O Brasil é um país de diversidade, de múltiplas culturas, raças e etnias. E é justamente isso que torna essencial a necessidade de compreensão da formação do povo brasileiro. Povo que sangrou não apenas pelo trabalho escravo ou pelos açoites, mas principalmente pelo descaso e displicência de suas tradições. Nessa perspectiva, e coadunando com a Carta Magna, a legislação infraconstitucional estabelece a responsabilização pelos atos de xenofobia por meio da Lei de nº. Lei 7716/89, que é exatamente essa intolerância ligada ao preconceito de raça, cor, etnia, religião ou procedência nacional. Traduzindo, são os crimes de racismo.

O Código Penal, por sua vez, sofreu alteração em seu texto para em seu artigo 140, §3º, coibir a injuria racial, estabelecendo: “Se a injúria consiste na utilização de elementos referentes a raça, cor, etnia, religião, origem ou a condição de pessoa idosa ou portadora de deficiência. Pena – reclusão de um a três anos e multa”.

Tamara Santos – Advogada especializada em Direito Penal e membro efetivo do direito Simples Assim.

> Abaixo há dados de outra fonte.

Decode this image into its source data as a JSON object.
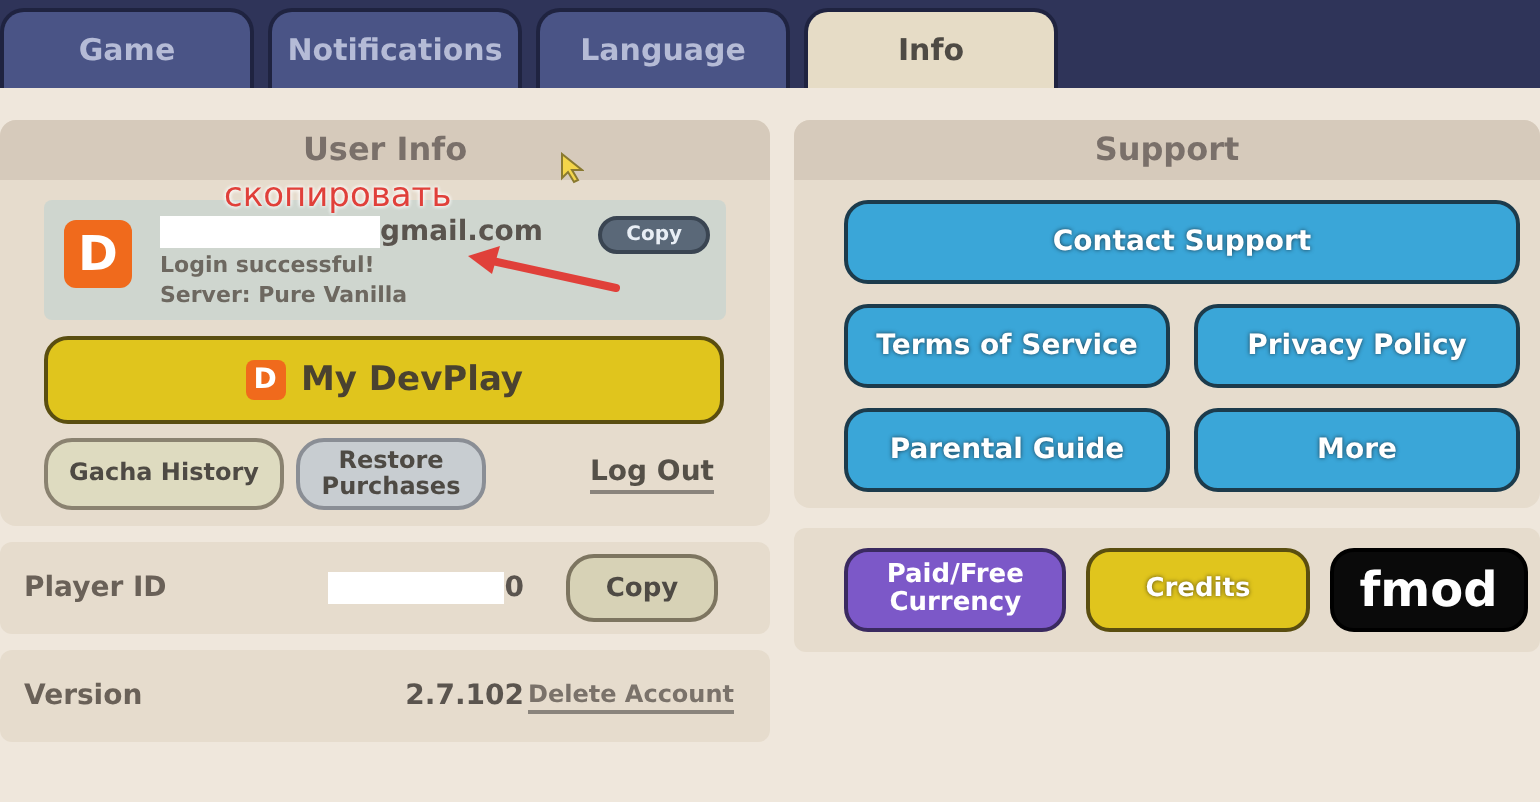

Mas, você sabia que os crimes de racismo e a injuria racial possuem conotações diferentes, embora a injúria racial e a xenofobia (lei), sejam instrumentos de represália contra as atitudes racistas?

A injúria racial consiste em ofender a honra de alguém valendo-se de elementos referentes à raça, cor, etnia, religião ou origem. O crime de racismo (xenofobia) atinge uma coletividade indeterminada de indivíduos, discriminando toda a integralidade de uma raça. Desta forma, ao contrário da injúria racial, o crime de racismo é inafiançável e imprescritível, conforme determina o artigo 5º. da Constituição Federal.

Contudo, infelizmente, esses instrumentos legais são insuficientes para coibir as práticas racistas. As penas aplicadas a esses crimes são brandas, cumpridas em regime aberto, em uma eventual condenação.